Automated vehicle technology is rapidly increasing in capability and the adoption of these technologies will become more widespread in the future. In the intermediate stages of automation where the driver is required to supplement the automated technology, it may be necessary to evaluate the driver’s readiness to take-over a part or of all the dynamic driving task (SAE, 2016). Specifically, while driving with a level 2 or 3 automated driving feature, a challenge may be that drivers with low readiness fail to take over in an appropriate manner.
One important implication of assessing driver readiness is to assess driver state. In this study, we investigated candidate for a driver readiness index which was compared between manual driving (Level 0) and ACC driving (Level 1).
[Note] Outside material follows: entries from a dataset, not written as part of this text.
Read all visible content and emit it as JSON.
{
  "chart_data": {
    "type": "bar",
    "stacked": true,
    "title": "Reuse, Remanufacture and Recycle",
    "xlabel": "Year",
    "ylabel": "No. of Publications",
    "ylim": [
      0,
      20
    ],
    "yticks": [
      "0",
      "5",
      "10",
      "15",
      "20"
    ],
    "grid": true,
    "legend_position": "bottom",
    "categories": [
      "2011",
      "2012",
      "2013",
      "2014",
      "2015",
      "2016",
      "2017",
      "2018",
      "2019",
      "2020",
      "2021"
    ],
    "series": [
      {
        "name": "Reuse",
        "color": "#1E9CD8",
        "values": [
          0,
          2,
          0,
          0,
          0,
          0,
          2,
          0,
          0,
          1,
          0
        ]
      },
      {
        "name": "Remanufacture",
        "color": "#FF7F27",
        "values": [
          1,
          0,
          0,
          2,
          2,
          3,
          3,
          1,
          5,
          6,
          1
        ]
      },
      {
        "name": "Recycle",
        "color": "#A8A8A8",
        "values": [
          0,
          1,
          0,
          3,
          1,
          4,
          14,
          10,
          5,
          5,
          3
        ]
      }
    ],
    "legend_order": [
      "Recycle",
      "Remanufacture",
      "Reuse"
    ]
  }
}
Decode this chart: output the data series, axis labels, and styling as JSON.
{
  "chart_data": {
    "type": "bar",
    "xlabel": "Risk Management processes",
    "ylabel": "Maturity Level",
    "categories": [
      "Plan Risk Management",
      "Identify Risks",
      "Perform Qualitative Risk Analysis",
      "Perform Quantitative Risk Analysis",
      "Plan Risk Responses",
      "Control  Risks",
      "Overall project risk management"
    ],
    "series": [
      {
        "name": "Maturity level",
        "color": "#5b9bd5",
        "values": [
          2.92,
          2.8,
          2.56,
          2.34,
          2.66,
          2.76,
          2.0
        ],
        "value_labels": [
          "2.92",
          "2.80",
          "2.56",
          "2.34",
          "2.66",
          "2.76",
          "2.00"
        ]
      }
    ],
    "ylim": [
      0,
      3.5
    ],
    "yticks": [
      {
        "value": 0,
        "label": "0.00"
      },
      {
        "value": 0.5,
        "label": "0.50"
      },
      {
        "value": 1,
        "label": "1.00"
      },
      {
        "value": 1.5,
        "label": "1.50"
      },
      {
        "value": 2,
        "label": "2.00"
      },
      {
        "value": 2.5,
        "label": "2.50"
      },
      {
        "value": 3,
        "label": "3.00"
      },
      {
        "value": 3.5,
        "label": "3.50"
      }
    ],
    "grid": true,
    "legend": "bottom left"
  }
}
Additionally, one more method to evaluate the readiness of the driver is to measure whether the driver anticipates potential hazards (i.e., does their foot hover over the brake or throttle). To encourage this type of behavior, vehicles could include a human-machine interface (HMI) that supports the driver to understand where potential hazards exist; however, this would need to be designed to prevent annoyance. The hypothesis for the series of studies was that showing overall traffic status allows the driver to more rapidly prepare for potential hazards when compared with no additional information (i.e., next lane vehicle turn signal). This part of the current study measured driver behavior and traffic data along a designated route in a naturalistic setting. Several traffic scenarios were identified that include overt anticipatory behavior.
In this paper, we had two research questions. One is how to measure driver readiness level. Two is what type of information would be useful for maintaining readiness.